When to not use maestro?

While maestro can be used for almost any data engineering task that can be performed in R, there are cases where it is less appropriate to use it.

Streaming and Event-driven

maestro does not support streaming (i.e., continuous) or event-driven pipelines. Only batch processes can be run in maestro.

Hundreds of pipelines

Although there is no hard limit to the number of pipelines you can run in maestro (and there are ways of maximizing its efficiency as the number of pipelines increases, such as using multiple cores), we advise against using maestro to run this many pipelines - at least not in a single project. There are several reasons for this: (1) the orchestrator execution time will be become a problem even with multiple cores; (2) organizing and keeping track of this many pipelines in a single R project becomes difficult; (3) the number of dependencies to manage in the project will likely balloon.

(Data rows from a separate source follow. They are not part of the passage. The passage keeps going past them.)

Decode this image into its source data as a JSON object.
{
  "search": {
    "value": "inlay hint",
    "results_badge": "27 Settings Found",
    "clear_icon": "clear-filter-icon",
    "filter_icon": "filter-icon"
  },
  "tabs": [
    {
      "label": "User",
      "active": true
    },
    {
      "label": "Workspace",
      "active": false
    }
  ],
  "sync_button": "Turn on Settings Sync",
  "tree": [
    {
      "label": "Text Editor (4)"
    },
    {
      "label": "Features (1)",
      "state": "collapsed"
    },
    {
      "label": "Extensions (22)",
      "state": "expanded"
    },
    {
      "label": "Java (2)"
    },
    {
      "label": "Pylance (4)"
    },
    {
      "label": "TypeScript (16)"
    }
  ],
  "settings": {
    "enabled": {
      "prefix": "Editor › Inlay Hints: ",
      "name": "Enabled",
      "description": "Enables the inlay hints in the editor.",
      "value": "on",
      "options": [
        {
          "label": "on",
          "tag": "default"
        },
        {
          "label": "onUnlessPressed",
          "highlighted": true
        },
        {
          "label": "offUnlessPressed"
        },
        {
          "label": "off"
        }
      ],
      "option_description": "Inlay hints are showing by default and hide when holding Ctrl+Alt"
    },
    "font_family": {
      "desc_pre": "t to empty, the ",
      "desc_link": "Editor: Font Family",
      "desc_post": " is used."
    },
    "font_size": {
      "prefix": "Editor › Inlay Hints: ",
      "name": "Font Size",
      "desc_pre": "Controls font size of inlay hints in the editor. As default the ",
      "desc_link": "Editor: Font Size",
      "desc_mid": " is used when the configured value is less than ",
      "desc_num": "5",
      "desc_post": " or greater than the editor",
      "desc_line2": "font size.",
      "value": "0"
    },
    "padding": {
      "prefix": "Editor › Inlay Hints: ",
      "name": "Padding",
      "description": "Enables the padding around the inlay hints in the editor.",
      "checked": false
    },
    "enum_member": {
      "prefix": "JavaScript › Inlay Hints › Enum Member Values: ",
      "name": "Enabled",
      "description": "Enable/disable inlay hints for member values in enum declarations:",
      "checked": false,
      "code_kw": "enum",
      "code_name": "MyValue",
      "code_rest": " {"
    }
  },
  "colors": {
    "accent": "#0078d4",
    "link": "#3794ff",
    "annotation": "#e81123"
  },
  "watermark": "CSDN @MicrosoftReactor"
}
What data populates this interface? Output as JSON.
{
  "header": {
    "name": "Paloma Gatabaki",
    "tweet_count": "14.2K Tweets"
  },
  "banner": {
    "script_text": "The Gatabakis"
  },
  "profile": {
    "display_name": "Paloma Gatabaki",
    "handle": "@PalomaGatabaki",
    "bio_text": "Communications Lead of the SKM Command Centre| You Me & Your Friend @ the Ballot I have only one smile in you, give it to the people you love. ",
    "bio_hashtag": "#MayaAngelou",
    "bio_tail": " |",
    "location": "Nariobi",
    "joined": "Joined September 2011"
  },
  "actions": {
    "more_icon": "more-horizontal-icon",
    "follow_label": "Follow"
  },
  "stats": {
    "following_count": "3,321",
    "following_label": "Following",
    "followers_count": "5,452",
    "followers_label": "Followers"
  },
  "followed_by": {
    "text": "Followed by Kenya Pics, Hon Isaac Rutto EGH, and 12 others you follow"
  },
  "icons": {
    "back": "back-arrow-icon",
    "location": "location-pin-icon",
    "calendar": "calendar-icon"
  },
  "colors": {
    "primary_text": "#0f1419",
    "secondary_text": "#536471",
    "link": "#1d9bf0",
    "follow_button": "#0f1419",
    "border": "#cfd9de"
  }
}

If you wish to continue using maestro in this scenario, then our recommendation is to split the jobs into multiple projects all running on maestro.

Nevertheless, if you have hundreds of jobs to run it’s likely an indicator that your enterprise has matured out of maestro into something a bit more sophisticated.

High frequency jobs

If you have pipelines that need to run every minute or less you may want to look for a solution that supports near real time or real time data processing. The orchestrator may have trouble keeping up if it’s scheduled to run this often.

Multiple languages (R + Python)

maestro is for R pipelines only. Using reticulate may help with Python in a pinch though.